Joe Bamisile is currently in the transfer portal, and I’m intrigued to see what he looks like on a more competitive squad. On a 12-18 Atlantic-10 team, he carried a heavy burden that exposed his lack of playmaking, but he still managed to score efficiently, posting 45.8/35.1/71.4 shooting splits. He could shine brighter and potentially exert better defensive effort more frequently in a better situation. If that happens, and he can take a step as a creator, he’ll have a puncher’s chance. Right now, as a 6’4” wing who lacks passing juice and a polished handle, it would be exceedingly difficult for him to catch on at the NBA level.

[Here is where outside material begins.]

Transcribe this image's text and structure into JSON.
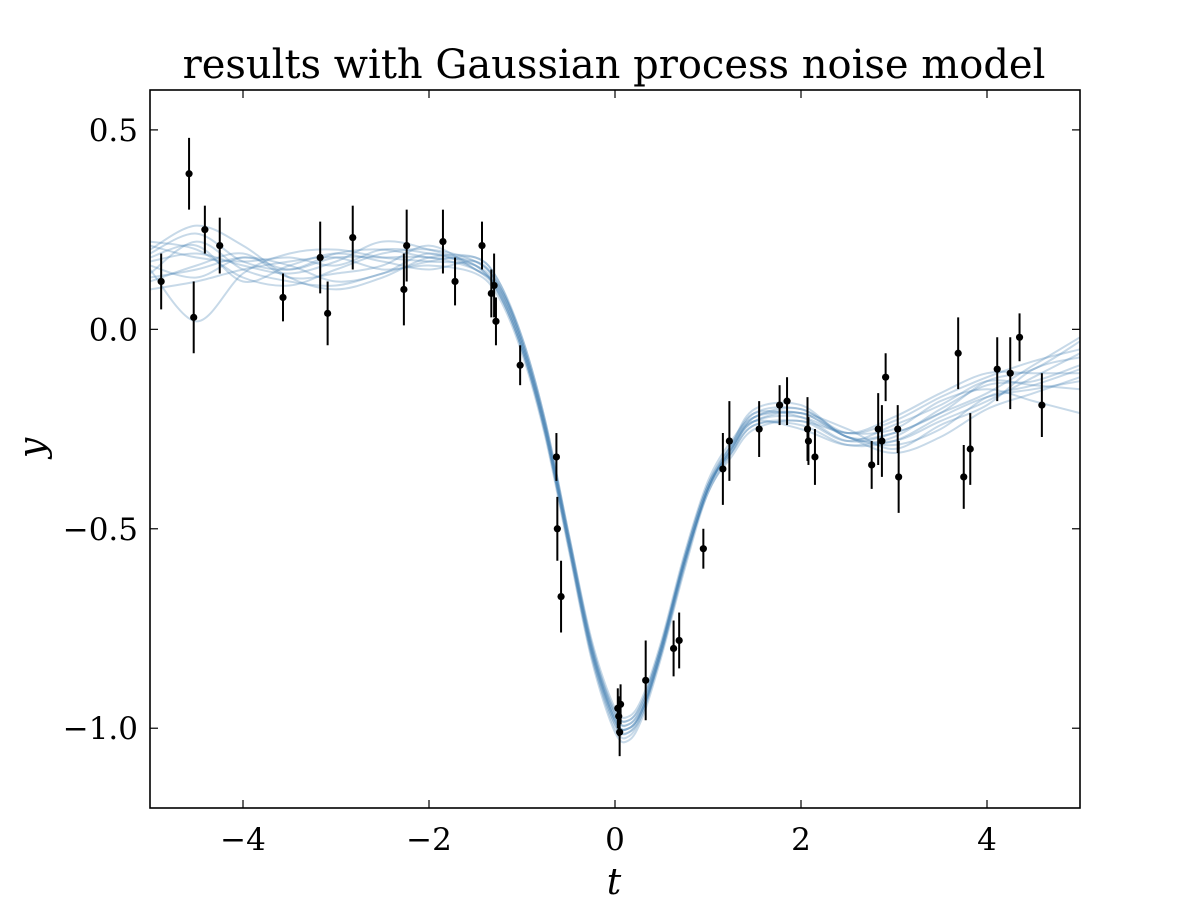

-Division Three prospect Ryan Turell of Yeshiva University made headlines last week when he declared for the NBA Draft. If he is selected on draft night or signed afterward, he would be the first Orthodox Jewish player in NBA history. Being the Draft Sicko that I am, I immediately hunted down his film and watched him compete against Illinois Wesleyan, one of the best D-3 programs in the nation. One thing is for sure: Turell can shoot the lights out. The 6’7” wing who scores 27.1 PPG hits 47% of his long-range shots, and he isn’t shy about launching them, either. Turell can make tough ones off the bounce and off movement. He can pass, too. Unfortunately, his case falls apart when you get to athleticism. Turell feels slow, and this is when he’s on a D-3 court. He doesn’t have the spring in his step to gain separation consistently, he’s not fast running off screens, he’s not much of a leaper, and he isn’t up to snuff laterally on defense. Turell’s best path, in my opinion, is to use this exposure to transfer up to a Division One program where he’ll have better athletic training available to him. I think he can comfortably compete at that level, and it would allow him to patch up his biggest weakness. As far as him playing in the NBA next year, I don’t see it, but I’m rooting for him.
-I regret sleeping on Trayce Jackson-Davis for most of the year. His ability to position himself on defense and soar for blocks gave Wyoming fits in their play-in game. His post finesse, catch radius on lobs, and ability to move the ball make him a perfect offensive big man in the modern NBA. I’m still not sure exactly where to slot him in the grand scheme of things or if I would even draft him, though. At 6’9”, his size doesn’t leap off the page, and it’s hard to imagine him starting or becoming a “special” player. That said, there are going to be players who get looks ahead of him that he will outperform over the course of their careers.
-If a team rolls the dice on Josh Minott, I will completely understand. Memphis’ freshman had two of the most impressive plays I’ve seen recently. Against Houston, he drove to the basket and went to throw a jump pass, saw it wasn’t there, and turned it into a floater that went in. Against Gonzaga, he had one of the most breath-taking tip-ins I can recall. His size, fluidity, and explosiveness are tantalizing, but it’s the flashes of touch and his savvy that knock my socks off. Still, if he comes back for another year, I certainly won’t complain about getting to watch him in a bigger role.
-Richmond’s Tyler Burton deserves a nod for his outstanding performance against Iowa. Sure, Burton’s turnovers were emblematic of his distribution warts, but his motor never shut off, and he did a great job when matched up with Keegan Murray. We knew he could shoot, we knew he had an NBA body, and now we know he can compete defensively against some of the best in the world. I still have reservations about his feel, but it seemed like Burton solidified himself as a draftable player after that game.